Kebijakan Artikel Utama

Integrasi Program MBG dengan Kantin Sekolah Merupakan Solusi Terbaik Mengatasi Keracunan Makanan

20 September 2025   10:31 Diperbarui: 20 September 2025   12:58 67
+
Laporkan Konten
Laporkan Akun
Kompasiana adalah platform blog. Konten ini menjadi tanggung jawab bloger dan tidak mewakili pandangan redaksi Kompas.
Lihat foto
Ilustrasi makanan sehat | Sumber gambar: Qearl Hu/unsplash

Program Makanan Bergizi Gratis (MBG) adalah salah satu kebijakan besar yang diharapkan mampu mengatasi masalah gizi anak-anak Indonesia. Tujuan utamanya sederhana namun krusial: memastikan setiap anak di sekolah mendapatkan asupan makanan yang cukup, sehat, dan bergizi. Dengan begitu, mereka bisa belajar lebih baik, tumbuh optimal, dan memiliki masa depan yang cerah.

Namun, dalam perjalanan implementasinya, muncul tantangan serius yang tidak bisa diabaikan. Tantangan ini bukan sekadar soal logistik atau ketersediaan bahan baku, melainkan juga soal keberadaan kantin sekolah yang selama ini menjadi denyut nadi ekonomi mikro di lingkungan pendidikan. Hampir setiap sekolah di Indonesia memiliki kantin, biasanya diisi oleh tenant-tenant yang menjual beragam makanan dan minuman.

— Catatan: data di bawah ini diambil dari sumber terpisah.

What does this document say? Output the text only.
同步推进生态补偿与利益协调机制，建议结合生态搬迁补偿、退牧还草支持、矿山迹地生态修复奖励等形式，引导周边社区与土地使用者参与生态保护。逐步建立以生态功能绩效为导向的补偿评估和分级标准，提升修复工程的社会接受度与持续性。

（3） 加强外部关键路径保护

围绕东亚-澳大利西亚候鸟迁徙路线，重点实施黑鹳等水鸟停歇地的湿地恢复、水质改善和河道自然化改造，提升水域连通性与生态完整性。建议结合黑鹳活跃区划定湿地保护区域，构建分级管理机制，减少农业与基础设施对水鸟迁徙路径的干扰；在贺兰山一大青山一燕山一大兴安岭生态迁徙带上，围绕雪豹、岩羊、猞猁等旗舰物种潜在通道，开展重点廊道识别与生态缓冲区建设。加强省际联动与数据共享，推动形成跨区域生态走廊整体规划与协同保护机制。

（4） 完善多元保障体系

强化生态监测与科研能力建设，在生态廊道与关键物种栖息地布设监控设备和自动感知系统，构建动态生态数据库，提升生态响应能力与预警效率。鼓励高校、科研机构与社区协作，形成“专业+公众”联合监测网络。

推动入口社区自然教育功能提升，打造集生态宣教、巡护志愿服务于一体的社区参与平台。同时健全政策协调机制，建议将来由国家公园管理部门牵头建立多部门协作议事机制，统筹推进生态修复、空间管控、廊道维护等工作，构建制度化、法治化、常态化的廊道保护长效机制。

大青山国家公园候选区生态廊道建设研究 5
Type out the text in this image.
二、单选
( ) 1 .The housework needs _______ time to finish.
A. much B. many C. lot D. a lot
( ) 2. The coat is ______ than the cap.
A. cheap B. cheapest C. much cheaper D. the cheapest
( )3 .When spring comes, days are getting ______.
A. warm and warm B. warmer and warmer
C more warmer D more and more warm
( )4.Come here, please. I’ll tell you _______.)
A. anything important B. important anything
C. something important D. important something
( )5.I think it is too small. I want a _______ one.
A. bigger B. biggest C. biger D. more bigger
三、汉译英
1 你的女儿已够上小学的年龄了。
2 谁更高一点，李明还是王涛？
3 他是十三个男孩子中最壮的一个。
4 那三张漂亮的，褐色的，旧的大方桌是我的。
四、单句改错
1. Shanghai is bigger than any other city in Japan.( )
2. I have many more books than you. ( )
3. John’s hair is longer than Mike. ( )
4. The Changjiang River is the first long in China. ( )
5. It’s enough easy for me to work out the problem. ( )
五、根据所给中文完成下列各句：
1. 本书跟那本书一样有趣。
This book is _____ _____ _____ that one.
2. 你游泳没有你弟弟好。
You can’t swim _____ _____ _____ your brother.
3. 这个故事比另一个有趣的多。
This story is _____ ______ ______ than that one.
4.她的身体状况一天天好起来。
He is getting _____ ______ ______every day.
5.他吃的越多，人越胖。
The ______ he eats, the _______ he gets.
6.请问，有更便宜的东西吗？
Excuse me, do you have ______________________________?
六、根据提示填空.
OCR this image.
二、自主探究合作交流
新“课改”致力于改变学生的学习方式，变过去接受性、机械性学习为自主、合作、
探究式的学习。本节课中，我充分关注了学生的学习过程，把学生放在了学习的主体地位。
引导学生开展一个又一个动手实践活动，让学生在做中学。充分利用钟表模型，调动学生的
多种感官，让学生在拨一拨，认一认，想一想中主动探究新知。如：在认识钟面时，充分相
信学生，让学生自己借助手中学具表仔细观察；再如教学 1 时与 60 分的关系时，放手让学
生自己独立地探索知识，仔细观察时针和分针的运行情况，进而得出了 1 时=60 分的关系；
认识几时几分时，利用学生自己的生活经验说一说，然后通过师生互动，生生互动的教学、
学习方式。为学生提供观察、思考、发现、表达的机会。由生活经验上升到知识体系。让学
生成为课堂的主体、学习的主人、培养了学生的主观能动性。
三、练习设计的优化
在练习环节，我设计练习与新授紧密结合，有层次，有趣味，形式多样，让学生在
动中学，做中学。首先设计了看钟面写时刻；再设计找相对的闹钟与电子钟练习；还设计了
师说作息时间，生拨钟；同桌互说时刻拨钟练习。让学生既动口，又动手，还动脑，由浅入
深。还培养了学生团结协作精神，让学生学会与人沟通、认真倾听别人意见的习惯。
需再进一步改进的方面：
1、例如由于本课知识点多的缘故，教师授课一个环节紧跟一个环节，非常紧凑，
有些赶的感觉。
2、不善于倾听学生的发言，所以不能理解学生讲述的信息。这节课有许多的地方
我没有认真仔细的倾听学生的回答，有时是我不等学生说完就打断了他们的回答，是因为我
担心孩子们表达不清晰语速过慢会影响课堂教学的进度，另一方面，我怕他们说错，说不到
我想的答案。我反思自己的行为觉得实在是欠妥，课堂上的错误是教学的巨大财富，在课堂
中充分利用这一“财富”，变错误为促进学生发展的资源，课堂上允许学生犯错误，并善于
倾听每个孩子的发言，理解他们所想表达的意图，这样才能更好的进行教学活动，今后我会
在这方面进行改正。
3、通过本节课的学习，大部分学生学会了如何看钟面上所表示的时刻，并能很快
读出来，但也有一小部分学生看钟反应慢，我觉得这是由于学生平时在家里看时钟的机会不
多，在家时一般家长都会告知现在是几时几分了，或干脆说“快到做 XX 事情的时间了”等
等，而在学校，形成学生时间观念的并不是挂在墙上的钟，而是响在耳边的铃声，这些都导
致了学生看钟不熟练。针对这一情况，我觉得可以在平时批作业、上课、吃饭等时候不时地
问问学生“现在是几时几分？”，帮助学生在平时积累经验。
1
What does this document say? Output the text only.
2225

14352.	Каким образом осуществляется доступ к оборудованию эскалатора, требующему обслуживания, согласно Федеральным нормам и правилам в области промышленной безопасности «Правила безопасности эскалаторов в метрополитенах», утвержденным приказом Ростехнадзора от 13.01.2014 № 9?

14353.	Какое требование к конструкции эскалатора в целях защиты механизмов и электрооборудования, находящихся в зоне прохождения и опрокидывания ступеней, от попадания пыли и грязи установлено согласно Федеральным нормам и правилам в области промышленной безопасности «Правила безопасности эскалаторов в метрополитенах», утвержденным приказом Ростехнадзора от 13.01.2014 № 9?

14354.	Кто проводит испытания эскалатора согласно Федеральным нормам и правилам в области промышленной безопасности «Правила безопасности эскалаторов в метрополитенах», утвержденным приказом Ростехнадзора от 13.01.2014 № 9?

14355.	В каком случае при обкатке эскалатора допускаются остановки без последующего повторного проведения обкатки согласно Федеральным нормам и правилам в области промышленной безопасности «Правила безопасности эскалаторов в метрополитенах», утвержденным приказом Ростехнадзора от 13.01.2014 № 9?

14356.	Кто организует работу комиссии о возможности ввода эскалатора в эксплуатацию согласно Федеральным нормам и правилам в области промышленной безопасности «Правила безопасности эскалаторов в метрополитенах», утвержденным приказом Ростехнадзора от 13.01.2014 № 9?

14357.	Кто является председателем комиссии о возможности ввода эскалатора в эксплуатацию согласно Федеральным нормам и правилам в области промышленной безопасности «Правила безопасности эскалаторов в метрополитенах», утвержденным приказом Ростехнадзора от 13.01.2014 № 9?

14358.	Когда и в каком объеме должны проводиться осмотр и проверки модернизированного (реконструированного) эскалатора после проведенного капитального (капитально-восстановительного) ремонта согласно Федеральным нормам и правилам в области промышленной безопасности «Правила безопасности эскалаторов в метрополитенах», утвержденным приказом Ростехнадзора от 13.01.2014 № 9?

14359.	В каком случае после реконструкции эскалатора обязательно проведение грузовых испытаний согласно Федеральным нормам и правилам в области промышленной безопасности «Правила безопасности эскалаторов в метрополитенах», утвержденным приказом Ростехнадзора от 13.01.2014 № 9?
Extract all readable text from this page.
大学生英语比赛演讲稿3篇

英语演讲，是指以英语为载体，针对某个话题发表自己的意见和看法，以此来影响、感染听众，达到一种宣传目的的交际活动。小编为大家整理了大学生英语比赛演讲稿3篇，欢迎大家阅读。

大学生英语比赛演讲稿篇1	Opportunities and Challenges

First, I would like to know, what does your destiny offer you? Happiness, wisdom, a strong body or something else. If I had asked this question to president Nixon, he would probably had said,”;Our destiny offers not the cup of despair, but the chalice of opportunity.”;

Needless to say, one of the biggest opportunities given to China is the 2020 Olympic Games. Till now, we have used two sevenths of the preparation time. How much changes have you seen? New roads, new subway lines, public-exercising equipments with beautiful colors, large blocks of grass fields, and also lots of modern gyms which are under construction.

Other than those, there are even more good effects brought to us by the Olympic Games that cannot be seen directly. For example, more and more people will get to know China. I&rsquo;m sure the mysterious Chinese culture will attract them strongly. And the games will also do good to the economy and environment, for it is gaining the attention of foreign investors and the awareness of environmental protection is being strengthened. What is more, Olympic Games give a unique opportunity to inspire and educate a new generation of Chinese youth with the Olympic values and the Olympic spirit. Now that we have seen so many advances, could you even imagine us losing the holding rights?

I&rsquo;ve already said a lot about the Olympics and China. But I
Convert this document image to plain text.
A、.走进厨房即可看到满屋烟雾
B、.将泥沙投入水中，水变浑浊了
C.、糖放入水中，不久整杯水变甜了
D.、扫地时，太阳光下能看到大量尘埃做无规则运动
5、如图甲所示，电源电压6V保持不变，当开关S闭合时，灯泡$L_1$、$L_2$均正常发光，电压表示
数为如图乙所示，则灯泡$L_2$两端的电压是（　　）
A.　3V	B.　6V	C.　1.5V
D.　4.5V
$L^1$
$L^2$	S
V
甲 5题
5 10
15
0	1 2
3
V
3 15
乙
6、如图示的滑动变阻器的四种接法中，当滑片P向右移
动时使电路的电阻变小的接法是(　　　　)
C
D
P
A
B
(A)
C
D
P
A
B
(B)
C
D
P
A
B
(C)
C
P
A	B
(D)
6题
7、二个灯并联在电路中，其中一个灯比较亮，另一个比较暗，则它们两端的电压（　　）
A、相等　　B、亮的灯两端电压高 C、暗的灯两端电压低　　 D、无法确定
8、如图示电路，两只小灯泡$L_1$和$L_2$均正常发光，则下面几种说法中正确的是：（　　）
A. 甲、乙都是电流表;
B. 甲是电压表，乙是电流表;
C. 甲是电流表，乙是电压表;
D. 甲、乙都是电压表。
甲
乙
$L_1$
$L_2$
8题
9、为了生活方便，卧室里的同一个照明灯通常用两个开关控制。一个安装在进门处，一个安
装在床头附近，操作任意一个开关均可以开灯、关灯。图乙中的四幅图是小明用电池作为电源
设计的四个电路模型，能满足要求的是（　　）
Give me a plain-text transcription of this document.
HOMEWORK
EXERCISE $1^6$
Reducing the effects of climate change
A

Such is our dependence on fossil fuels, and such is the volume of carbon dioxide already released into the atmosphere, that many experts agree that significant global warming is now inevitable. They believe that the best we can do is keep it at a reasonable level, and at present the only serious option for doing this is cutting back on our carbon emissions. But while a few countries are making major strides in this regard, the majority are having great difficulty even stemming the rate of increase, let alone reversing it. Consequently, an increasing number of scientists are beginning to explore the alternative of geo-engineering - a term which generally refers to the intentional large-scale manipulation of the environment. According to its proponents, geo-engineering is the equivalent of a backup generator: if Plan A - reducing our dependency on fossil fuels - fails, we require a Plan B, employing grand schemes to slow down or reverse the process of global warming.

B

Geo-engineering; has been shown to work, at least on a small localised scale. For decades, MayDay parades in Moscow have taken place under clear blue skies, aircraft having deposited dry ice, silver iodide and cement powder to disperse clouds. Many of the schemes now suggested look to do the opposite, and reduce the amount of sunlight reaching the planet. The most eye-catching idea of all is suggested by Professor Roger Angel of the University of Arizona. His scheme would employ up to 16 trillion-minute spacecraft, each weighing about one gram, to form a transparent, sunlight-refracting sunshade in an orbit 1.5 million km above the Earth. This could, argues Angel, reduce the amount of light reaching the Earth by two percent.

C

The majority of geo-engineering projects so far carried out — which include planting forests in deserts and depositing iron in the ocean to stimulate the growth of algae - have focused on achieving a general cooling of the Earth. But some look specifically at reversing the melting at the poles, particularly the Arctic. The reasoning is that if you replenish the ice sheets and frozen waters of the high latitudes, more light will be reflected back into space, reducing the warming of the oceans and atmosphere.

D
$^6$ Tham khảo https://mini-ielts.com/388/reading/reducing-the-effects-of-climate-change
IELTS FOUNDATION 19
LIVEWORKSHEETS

Jika program MBG berjalan dengan pola dapur terpusat, makanan dikirim dari luar, dan siswa mendapat jatah gratis, maka muncul pertanyaan besar: apa kabar nasib tenant-tenant kantin itu? Apakah mereka akan tersisih, kehilangan penghasilan, atau justru bisa ikut diberdayakan dalam program? 

Pertanyaan inilah yang menjadi inti dari diskusi besar tentang integrasi MBG dengan sistem kantin sekolah. Sekaligus, ini merupakan lanjutan solusi dari artikel saya yang berjudul "Darurat Keracunan Makanan".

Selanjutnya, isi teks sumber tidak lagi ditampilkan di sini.